Is Boyd Nursing And Rehabilitation Safe?

Based on CMS inspection data, Boyd Nursing and Rehabilitation has a clean safety record: no substantiated abuse findings (meaning no confirmed cases of resident harm), no Immediate Jeopardy citations (the most serious violation level indicating risk of serious injury or death), and is not on the Special Focus Facility watch list (a federal program monitoring the lowest-performing 1% of nursing homes). The facility has a 1-star overall rating and ranks #100 of 100 nursing homes in Kentucky. While no facility is perfect, families should still ask about staff-to-resident ratios and recent inspection results during their visit.

Do Nurses at Boyd Nursing And Rehabilitation Stick Around?

Boyd Nursing and Rehabilitation has a staff turnover rate of 42%, which is about average for Kentucky nursing homes (state average: 46%). Moderate turnover is common in nursing homes, but families should still ask about staff tenure and how the facility maintains care continuity when employees leave.

Was Boyd Nursing And Rehabilitation Ever Fined?

Boyd Nursing and Rehabilitation has no federal fines on record. CMS issues fines when nursing homes fail to meet care standards or don't correct problems found during inspections. The absence of fines suggests the facility has either maintained compliance or corrected any issues before penalties were assessed. This is a positive indicator, though families should still review recent inspection reports for the full picture.

Is Boyd Nursing And Rehabilitation on Any Federal Watch List?

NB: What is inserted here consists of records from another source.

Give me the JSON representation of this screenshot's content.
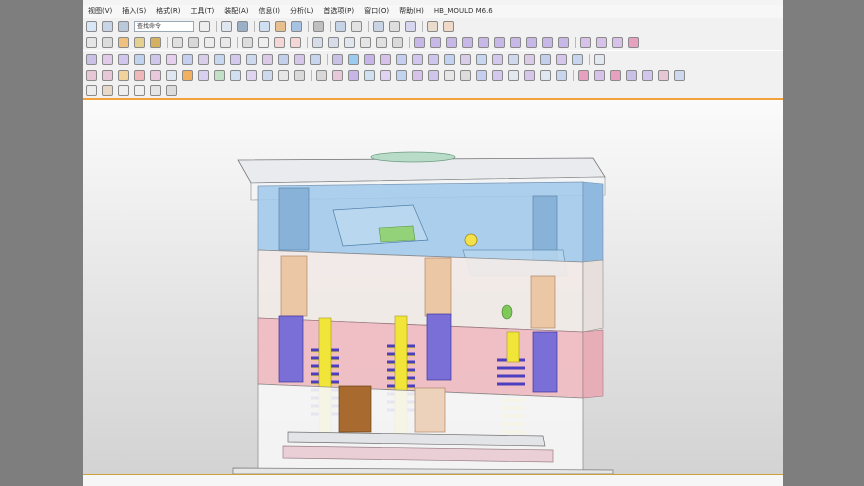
{
  "menu": {
    "items": [
      "视图(V)",
      "插入(S)",
      "格式(R)",
      "工具(T)",
      "装配(A)",
      "信息(I)",
      "分析(L)",
      "首选项(P)",
      "窗口(O)",
      "帮助(H)",
      "HB_MOULD M6.6"
    ]
  },
  "toolbar": {
    "command_finder_label": "查找命令"
  },
  "viewport": {
    "model_name": "mould-assembly",
    "colors": {
      "top_plate": "#e6e8ec",
      "cavity_plate": "#9cc7ea",
      "core_plate": "#efe6e3",
      "support_plate": "#f0bfc5",
      "ejector_pin": "#f2e53a",
      "spring": "#6b58c9",
      "guide_post": "#7a72d8",
      "bushing": "#e8c4a3",
      "cylinder": "#a5652c",
      "insert": "#8fd06a"
    }
  }
}
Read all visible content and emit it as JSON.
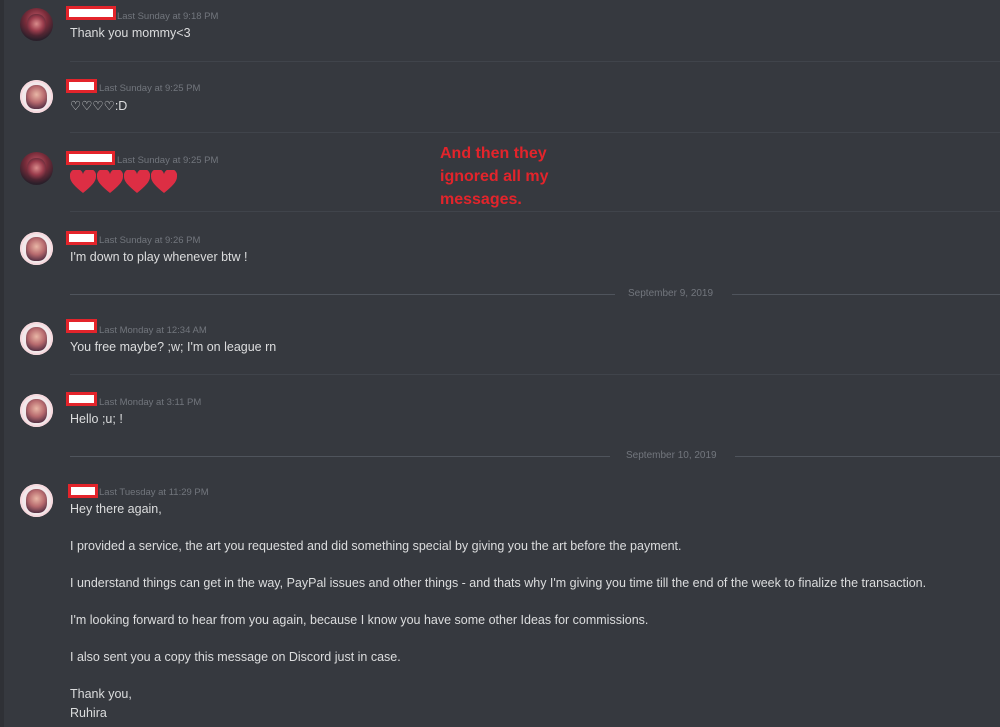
{
  "annotation": {
    "lines": [
      "And then they",
      "ignored all my",
      "messages."
    ],
    "color": "#e3242b"
  },
  "messages": [
    {
      "timestamp": "Last Sunday at 9:18 PM",
      "text": "Thank you mommy<3",
      "avatar": "dark-avatar"
    },
    {
      "timestamp": "Last Sunday at 9:25 PM",
      "text": "♡♡♡♡:D",
      "avatar": "light-avatar"
    },
    {
      "timestamp": "Last Sunday at 9:25 PM",
      "text": "",
      "emoji": "heart-icon",
      "emoji_count": 4,
      "avatar": "dark-avatar"
    },
    {
      "timestamp": "Last Sunday at 9:26 PM",
      "text": "I'm down to play whenever btw !",
      "avatar": "light-avatar"
    },
    {
      "timestamp": "Last Monday at 12:34 AM",
      "text": "You free maybe? ;w; I'm on league rn",
      "avatar": "light-avatar"
    },
    {
      "timestamp": "Last Monday at 3:11 PM",
      "text": "Hello ;u; !",
      "avatar": "light-avatar"
    },
    {
      "timestamp": "Last Tuesday at 11:29 PM",
      "avatar": "light-avatar",
      "lines": [
        "Hey there again,",
        "I provided a service, the art you requested and did something special by giving you the art before the payment.",
        "I understand things can get in the way, PayPal issues and other things -  and thats why I'm giving you time till the end of the week to finalize the transaction.",
        "I'm looking forward to hear from you again, because I know you have some other Ideas for commissions.",
        "I also sent you a copy this message on Discord just in case.",
        "Thank you,",
        "Ruhira"
      ]
    }
  ],
  "date_dividers": [
    "September 9, 2019",
    "September 10, 2019"
  ],
  "colors": {
    "background": "#36393f",
    "message_text": "#dcddde",
    "timestamp": "#72767d",
    "redaction_border": "#e3242b",
    "heart": "#dd2e44"
  }
}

Boyd Nursing and Rehabilitation is not on any federal watch list. The most significant is the Special Focus Facility (SFF) program, which identifies the bottom 1% of nursing homes nationally based on persistent, serious quality problems. Not being on this list means the facility has avoided the pattern of deficiencies that triggers enhanced federal oversight. This is a positive indicator, though families should still review the facility's inspection history directly.